Boris Johnson to scrap gender self-identification plans

 (Photo: Pexels/Magda Ehlers)

The Prime Minister is preparing to drop proposed changes to the law that would make it easier for people to change their legal gender, it has been reported.

The Sunday Times reports that the U-turn is detailed in a leaked paper setting out the Government's response to a public consultation on reforms to the Gender Recognition Act. 

According to the paper, while around 70 per cent of the 100,000 responses to the consultation supported the reforms, officials said this figure had been "skewed" by an "avalance" of responses from trans rights groups.

Plans to allow people to 'self-identify' as a different sex were first put forward by the Government under Theresa May.  The proposed reforms would remove the need for medical evidence and change the length of time required by a transgender person to live in their acquired gender from two years to three months. 

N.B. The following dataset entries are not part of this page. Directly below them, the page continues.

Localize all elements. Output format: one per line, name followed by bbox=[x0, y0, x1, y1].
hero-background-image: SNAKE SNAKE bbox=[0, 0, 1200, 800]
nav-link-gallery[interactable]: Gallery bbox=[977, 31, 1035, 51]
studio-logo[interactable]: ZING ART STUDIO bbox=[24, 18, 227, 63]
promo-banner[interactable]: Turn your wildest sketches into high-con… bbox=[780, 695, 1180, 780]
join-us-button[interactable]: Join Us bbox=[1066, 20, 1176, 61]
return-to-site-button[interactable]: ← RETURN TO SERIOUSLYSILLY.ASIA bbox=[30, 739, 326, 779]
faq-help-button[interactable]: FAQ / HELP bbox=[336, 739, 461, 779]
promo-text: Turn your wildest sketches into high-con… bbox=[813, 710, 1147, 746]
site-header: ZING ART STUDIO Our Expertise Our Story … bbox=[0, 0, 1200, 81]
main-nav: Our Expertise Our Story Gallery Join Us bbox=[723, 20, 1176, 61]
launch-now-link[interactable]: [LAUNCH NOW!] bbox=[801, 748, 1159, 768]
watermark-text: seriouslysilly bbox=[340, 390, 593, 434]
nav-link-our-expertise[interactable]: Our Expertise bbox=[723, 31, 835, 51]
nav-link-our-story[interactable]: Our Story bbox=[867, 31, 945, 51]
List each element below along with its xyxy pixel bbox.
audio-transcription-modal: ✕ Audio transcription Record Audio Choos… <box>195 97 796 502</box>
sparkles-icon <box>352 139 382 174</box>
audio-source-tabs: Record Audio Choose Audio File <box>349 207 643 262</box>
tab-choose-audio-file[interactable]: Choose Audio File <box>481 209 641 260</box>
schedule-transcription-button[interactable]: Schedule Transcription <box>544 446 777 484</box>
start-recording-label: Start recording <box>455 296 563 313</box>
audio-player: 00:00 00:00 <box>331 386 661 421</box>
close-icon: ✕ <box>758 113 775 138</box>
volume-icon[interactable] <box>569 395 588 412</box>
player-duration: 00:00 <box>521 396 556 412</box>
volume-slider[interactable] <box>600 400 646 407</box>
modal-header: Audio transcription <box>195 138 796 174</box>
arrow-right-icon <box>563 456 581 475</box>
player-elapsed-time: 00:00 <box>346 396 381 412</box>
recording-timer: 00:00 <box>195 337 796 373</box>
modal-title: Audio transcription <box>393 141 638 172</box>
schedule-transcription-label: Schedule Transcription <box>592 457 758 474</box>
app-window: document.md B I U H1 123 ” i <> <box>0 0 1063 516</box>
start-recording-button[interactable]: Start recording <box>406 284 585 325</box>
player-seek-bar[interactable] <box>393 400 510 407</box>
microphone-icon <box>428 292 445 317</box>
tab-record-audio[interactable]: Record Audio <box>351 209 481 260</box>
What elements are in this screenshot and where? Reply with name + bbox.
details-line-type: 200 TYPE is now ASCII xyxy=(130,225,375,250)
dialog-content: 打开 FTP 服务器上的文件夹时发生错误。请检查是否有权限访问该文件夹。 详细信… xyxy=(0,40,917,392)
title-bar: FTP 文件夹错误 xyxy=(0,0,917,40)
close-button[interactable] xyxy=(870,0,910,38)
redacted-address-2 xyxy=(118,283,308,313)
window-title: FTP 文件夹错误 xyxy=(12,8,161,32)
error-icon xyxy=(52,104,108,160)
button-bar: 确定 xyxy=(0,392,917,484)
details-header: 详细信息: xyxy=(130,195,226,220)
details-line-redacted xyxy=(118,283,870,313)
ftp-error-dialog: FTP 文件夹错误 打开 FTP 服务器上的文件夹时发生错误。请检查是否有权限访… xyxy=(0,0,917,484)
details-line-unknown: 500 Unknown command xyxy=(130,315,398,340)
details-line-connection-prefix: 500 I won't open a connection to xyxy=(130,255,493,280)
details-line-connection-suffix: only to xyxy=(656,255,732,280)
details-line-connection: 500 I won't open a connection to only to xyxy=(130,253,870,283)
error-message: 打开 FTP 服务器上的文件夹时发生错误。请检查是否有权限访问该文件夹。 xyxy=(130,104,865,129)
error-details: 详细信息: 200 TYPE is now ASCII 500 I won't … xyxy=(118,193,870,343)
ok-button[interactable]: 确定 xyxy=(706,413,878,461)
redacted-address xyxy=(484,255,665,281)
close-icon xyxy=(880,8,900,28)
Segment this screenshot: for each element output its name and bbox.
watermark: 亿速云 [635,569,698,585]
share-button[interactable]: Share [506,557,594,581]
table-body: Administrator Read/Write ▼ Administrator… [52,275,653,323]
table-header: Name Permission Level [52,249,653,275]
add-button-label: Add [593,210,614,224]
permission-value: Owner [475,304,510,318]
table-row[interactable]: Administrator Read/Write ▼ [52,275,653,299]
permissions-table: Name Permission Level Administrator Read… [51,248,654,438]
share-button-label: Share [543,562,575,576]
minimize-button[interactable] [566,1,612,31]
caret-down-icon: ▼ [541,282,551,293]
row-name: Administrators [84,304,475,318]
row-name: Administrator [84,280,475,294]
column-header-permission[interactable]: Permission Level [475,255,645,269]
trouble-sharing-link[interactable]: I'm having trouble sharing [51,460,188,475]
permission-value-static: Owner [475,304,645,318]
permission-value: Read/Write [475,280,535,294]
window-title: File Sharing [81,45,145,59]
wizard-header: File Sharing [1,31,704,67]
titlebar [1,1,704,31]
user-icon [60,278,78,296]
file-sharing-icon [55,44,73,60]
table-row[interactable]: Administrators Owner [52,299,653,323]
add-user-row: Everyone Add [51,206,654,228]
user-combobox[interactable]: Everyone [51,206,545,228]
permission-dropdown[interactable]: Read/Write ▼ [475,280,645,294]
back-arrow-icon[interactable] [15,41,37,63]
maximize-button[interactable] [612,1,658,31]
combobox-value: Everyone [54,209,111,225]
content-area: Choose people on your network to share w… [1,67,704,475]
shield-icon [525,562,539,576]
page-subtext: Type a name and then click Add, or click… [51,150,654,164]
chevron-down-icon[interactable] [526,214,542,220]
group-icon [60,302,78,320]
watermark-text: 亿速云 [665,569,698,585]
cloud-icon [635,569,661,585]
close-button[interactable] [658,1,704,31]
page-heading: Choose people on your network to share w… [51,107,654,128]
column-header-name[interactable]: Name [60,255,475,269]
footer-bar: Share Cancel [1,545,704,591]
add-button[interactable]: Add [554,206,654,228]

The proposals have faced strong opposition from women's and Christian groups, who are calling for the protection of single-sex spaces. 

The Sunday Times reports that No 10 is working on new measures to ensure that female-only spaces, like public toilets, are not used by those with male anatomy. 

It said that the leaked paper is due to be published by equalities minister Liz Truss at the end of July, and will, in a bid to appease LGBT groups, include plans to ban conversion therapy.

"In terms of changing what is on your birth certificate, you will still need to have proper medical approval," a source was quoted by the paper as saying.

"And you're not going to be able to march in and find a hippie quack doctor who is willing to say you're a woman. That's not going to happen."

The source added: "There will be big moves on safe spaces and women-only toilets and and a total ban on 'gay cure' therapies."

Ms Truss defended single-sex spaces earlier this year when she addressed the Women and Equalities Select Committee.

In her comments, she said it was "extremely important" that the Government protect single-sex spaces, and also children and young people from "irreversible" treatment.